What's so great about futurism?

What’s so great about futurism?

That it’s slightly better than Afuturism.

I’ve never heard the term Afuturism thrown around before. You don’t mind if I ask that you give a lengthy definition of the term, do you? (I’m very curious.)

Also:

Why is it better?

Theist - Atheist. Futurist - Afuturist. One who holds the belief that there is no future. I suppose the real differential would be better likened to the utopianist/dystopianist divide.

Because it is more useful. If something breaks you can either sit around and bemoan its loss, or get out the spanners. Sure, you might fuck it up even worse, but then there is little real difference between ‘broken’, and ‘more broken’ in terms of the object/system in question, if the eventual outcome of a less-than-perfect functioning results in fatal consequence.

You can only die once.

Hi Joker,

Tab already said it, but I’ll chime in. The very best way to create reasonable stability, either personally or socially, is to get the best information we can, predict the best outcome, and then work toward acheiving that outcome. We can say that it makes no difference, that we’re all doomed, and then go sit in the garden and eat worms, but what is the point of that?

It may be that the species is on its way to extinction, but if possible, let’s do it with as much class as we can muster. Is this supremely philosophical? Probably not. But if we don’t begin coming up with solutions to greater population and less resources, our ability to do philosophy becomes moot.

It is where mankind is going to find its greatest power.

Heed these forums well “Joker”.

I don’t know. What’s so great about pastism?

Futurists deny their inevitable decay into oblivion . . .

Oh wait. Inevitability is about the future. I’ll rephrase.

Futursists did deny the fact that they decayed into oblivion and there was something they would . . . umm, err wait, did by their own theory of what could . . . umm, I mean, did assume as a possible . . . Rather- an alternative history . . .

Only until we get the cloning factories up and running. Then people will be able to die as often as they choose

“Come get your brain freezed and wake up in the year 3000!!!”

(AP report - in year 25XX, a massive dump of frozen corpses ensued due to storage and energy concerns … some families have already filed lawsuit, but face an uphill battle.)

:slight_smile:

Do you know about the problems in Naples, largely blamed on the Mafia?

No, tell me!

Google ‘Naples rubbish mafia’. The first page is full of news articles about it. It really is quite a bizarre tale.

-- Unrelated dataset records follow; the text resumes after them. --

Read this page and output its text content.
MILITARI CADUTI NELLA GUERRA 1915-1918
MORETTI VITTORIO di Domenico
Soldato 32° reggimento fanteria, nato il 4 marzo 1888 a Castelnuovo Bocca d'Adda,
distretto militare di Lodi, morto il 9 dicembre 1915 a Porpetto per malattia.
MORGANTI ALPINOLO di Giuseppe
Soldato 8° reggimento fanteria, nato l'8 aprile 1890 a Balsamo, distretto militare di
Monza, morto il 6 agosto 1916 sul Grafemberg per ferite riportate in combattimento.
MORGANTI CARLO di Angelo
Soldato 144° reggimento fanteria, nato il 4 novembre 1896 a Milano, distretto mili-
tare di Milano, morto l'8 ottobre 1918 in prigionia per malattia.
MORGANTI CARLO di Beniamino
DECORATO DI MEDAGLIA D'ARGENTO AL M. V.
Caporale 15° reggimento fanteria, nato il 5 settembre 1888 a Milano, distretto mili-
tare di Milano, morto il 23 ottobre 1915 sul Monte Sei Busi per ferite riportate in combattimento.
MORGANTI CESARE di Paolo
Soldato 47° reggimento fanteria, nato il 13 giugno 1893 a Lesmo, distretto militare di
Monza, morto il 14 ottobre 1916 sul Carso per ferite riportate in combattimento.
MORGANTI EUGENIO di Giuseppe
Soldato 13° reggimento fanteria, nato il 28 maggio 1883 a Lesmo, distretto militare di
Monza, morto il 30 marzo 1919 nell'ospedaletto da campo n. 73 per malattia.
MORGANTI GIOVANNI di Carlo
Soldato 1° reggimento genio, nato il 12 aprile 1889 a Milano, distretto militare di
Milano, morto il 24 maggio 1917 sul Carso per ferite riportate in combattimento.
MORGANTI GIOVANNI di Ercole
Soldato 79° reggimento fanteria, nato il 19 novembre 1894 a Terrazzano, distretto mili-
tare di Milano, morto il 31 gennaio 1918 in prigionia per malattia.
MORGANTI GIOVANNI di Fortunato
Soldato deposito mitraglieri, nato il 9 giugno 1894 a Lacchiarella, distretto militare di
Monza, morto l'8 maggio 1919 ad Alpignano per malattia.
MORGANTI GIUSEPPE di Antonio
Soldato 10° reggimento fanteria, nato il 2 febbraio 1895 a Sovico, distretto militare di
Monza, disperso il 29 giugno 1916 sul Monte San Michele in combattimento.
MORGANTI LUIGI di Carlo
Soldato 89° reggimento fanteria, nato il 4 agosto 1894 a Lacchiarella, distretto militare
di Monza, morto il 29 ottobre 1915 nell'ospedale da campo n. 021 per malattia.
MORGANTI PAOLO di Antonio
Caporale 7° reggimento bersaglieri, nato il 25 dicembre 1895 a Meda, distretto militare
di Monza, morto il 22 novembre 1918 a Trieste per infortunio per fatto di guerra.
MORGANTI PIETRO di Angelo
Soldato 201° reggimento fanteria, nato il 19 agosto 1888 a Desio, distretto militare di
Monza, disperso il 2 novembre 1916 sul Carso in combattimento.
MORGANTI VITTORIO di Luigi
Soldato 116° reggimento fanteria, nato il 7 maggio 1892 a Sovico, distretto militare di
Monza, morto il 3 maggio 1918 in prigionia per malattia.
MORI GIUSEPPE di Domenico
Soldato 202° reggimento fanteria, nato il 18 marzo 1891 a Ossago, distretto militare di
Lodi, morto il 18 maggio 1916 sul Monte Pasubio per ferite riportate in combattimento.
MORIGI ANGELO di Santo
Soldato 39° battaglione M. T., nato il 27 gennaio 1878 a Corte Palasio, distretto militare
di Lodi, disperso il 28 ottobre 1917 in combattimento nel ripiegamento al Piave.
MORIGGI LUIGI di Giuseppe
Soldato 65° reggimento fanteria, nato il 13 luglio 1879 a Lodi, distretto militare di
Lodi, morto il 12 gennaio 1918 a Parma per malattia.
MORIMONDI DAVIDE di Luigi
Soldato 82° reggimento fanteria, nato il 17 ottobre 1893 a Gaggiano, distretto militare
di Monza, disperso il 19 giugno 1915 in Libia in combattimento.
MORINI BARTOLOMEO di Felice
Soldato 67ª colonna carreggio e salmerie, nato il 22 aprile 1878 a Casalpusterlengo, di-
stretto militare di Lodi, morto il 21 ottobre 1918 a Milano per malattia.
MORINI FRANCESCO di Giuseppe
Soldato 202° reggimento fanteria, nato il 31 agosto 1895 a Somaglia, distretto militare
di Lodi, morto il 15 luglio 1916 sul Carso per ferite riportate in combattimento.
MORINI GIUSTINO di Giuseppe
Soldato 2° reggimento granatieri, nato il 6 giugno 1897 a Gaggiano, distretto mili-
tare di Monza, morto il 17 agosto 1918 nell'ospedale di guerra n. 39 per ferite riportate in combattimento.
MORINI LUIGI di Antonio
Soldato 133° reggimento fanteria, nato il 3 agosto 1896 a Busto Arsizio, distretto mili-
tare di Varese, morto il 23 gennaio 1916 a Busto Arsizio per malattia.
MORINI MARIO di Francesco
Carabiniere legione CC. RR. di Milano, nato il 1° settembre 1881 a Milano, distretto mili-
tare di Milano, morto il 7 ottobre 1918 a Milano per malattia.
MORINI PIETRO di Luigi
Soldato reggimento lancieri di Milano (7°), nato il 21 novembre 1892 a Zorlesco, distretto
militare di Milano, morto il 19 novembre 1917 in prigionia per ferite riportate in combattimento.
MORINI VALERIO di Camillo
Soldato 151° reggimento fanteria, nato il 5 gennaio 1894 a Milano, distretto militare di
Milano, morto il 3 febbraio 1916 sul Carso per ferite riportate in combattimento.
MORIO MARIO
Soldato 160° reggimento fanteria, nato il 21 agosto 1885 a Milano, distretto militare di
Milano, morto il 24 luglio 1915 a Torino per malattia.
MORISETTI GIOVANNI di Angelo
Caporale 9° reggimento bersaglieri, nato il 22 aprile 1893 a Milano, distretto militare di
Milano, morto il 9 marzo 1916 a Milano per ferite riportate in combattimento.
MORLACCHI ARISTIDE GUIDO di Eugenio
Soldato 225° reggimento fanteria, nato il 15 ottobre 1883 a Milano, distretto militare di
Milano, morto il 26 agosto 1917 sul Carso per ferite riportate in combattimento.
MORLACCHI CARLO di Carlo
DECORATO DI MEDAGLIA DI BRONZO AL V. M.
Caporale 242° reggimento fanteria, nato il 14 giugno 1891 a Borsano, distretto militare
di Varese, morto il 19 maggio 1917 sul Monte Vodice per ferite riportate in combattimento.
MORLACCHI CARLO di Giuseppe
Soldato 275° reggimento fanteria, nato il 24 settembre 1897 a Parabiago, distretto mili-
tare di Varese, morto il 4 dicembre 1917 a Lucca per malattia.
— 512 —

I’ll try to get around to it. I’ve got a lot on my plate right now… #-o

I suppose under that very definition I would be considered a afuturist.

For whom? When people speak about progress they usually never mean to include everyone.

You assume there is a solution to everything.

Perhaps you lack the insight that under some events there exists no solution at all.

( Of course you like many are never willing to admit that.)

Which 95% of time usually happens.

Only if you are a idealist.

Sure.

What kind of power exactly?

Me being the pessimist I’m more akin to believe that the future is where we will find the greatest amount of self destruction. [-(

Stability for whom? When people speak of progress or stability they never mean to include everyone.

And how would we define such a outcome? What is the best outcome and who decides?

Bitter realism over naive fantasy.

By understanding quantum physics on the subject of cosmic degeneration or spacial entropy everything is doomed to extinction quite inevitably.

There is no escape. It may take a couple hundred trillion years for the destruction of everything and all of existence to happen yet nonetheless it is still coming where all we have is nothing but mere delayment of the inevitable.

There’s nothing great about the past or future yet it is futurism which is so eagerly to deny our past by insisting on a narrow perception of the future.

There is no straight line of evolution or existence.

Often enough one can come to the direct spot that they started from in the past in the direct moment of the future.

Joker,

Just for the sake of agreeing, there is every good chance that our species will die out. So what? After having said it, what are the alternatives? We are here, right now. So we make the best of what we can in the present and our near future. The alternative is to throw our hands in the air and declare it doesn’t make any difference, we’re all gonna die!

If that is your “solution” to life, then it is, but some of us prefer to at least look at making the best of what we have of life.

Where do you get futurism denying the past? What narrow perception of the future? I don’t have either of those views, and with one or two exceptions, I haven’t heard that from anyone else either.

thefreedictionary.com/futurism

All I can say is that that definition is totally stupid.

I should write my own dictionary and mention that a coathangerist is a person that likes coathangers and also wears pom-poms and also chews hardened tree sap daily. All of this summoned because they called themselves coathangerists.

“Isms” at one time functioned as a useful suffix.

You are correct, Joker, that you found a useful reference to point out the silliness of the prospect. That dictionary is crap, judging from your example. The word isn’t. I’m quite sure that the intent of the billboard was to simply imply with every post a “maybe later” as in “maybe later we could–” or “maybe later there will–” It’s really so arbitrary. The definition you provide is indeed close-minded, narrow-visioned, whatever else.